In the Literature
In the U.S. health care market, there is growing interest in surveying patients to assess their experiences not only with health plans but with individual physicians. Some thorny issues hover around the feasibility and merit of such measurements: What sample size is needed to ensure the data gathered is reliable? Can the experiences of a doctor's patients from one health plan be generalized to those of patients in other plans? How much of a patient's experience is actually attributable to the influence of individual doctors as opposed to other elements, including the practice, the larger medical group, or the health plan?
In "Measuring Patients' Experiences with Individual Primary Care Physicians" (Journal of General Internal Medicine, January 2006), a team of researchers led by Dana Gelb Safran, Sc.D., of Tufts University, analyzed the most extensive effort to date to assess patients' experiences with their doctors through a survey: the Massachusetts Ambulatory Care Experiences Survey (ACES) project, a statewide pilot conducted in 2002–2003. According to Safran, ACES not only demonstrates the feasibility of obtaining highly reliable measures of patients' experiences with individual physicians and practices, but also yields findings that emphasize the importance of looking beyond health plans to improve overall quality of health care delivery.
About the ACES Project
The ACES project involved a collaboration among five commercial health plans and one Medicaid plan. The survey was designed to measure two broad dimensions of patient experiences: quality of the physician–patient interactions and organizational/administrative features of the process of obtaining health care. Only those practices with at least two adult generalist physicians were eligible; of those, only practices where two-thirds of the physicians had at least 75 patients in each of two or more commercial plans were included. In all, 9,625 patients, representing 215 generalist physicians at 67 practice sites, responded.

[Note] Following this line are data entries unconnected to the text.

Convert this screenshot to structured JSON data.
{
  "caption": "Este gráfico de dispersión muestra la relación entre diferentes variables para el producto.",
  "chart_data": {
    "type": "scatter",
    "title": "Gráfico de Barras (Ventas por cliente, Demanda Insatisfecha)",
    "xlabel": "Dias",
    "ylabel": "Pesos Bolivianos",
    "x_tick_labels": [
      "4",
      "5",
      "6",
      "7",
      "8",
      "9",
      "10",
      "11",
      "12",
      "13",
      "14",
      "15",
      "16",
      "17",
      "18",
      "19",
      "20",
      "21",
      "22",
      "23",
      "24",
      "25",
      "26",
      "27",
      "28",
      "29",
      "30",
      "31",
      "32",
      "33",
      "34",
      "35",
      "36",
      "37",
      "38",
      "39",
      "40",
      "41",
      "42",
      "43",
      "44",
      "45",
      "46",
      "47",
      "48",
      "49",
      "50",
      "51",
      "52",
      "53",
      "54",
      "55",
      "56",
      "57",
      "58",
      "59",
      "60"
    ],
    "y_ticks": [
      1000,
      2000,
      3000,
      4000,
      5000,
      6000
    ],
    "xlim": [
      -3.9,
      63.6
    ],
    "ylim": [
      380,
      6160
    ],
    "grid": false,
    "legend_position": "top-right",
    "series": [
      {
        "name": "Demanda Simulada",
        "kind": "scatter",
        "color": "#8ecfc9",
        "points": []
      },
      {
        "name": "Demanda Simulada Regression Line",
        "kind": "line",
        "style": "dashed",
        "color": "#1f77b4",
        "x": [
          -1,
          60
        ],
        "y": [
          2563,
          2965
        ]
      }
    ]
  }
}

Feasibility and Value Demonstrated
Safran's analysis goes a long way toward quelling many of the primary concerns associated with measuring physicians' performance. Perhaps most importantly, the ACES measures achieved high levels of data reliability with a sample size of 45 patients per physician. In other words, with relatively modest sample sizes, a view of the individual physician emerged that is consistent across patients. The required sample sizes are easily attainable because any active patient in a physician's panel is a qualified participant. This contrasts with previous physician-level measures of clinical quality that were limited by the difficulty of achieving adequate sample sizes because measures only applied to a subset of a physician's practice—diabetic patients or patients with asthma, for example.
The authors also introduced a methodology to ensure minimal risk of misclassification. First, they limited the report format to only three performance categories. Second, they created buffers, or "zones of uncertainty," around the lines demarcating performance thresholds (i.e., cutpoints). The buffering is necessary, the authors point out, because even with exceedingly high measurement reliability, a score that is adjacent to a performance cut-point has a 50–50 chance of landing on the wrong side of the line. The authors advise that the design of any quality reporting protocol should limit the number of performance categories and devise systems to handle fairly cases closest to performance cutpoints.
As to whether performance issues can be fairly ascribed to physicians themselves (as opposed to the systems in which they work and the patients they care for), the project found that individual physicians and practice sites accounted for the vast majority of the variability in patients' care experiences. Network organizations and health plans exhibited little apparent influence; these findings bear out previous studies of practice site, network, and health plan influence on patients' experiences.
Data collection costs of the study indicate that obtaining comparable information for adult primary care physicians statewide would cost about 50 cents per adult resident, with extrapolated per capita costs across all U.S. adults appearing similar.
Policy Implications
Average performance scores across the physician population spanned more than 20 points out of 100. Meaningful improvement could likely be accomplished simply by working to narrow this differential. The well-documented benefits of high-quality clinician–patient interactions—including patients' adherence to medical advice, improved clinical status, loyalty to a physician's practice, and reduced malpractice litigation—suggest the value of doing so.
With considerable national attention focused on providing patient-centered care, Safran's analysis demonstrates the feasibility of obtaining highly reliable data on patients' experiences with their individual physicians and practices. The finding that doctors and practice sites account for the majority of variance in patients' reports indicates the appropriateness of focusing on these factors to improve the quality of our health care system.
Facts and Figures
- Medicaid enrollees reported shorter primary care relationships than commercially insured individuals but otherwise reported similar primary care experiences.
- The estimated cost per U.S. adult of measuring experiences with individual physicians was 50 cents.
- The cost per completed ACES survey was $10 for commercial plans and $24 for the Medicaid plan.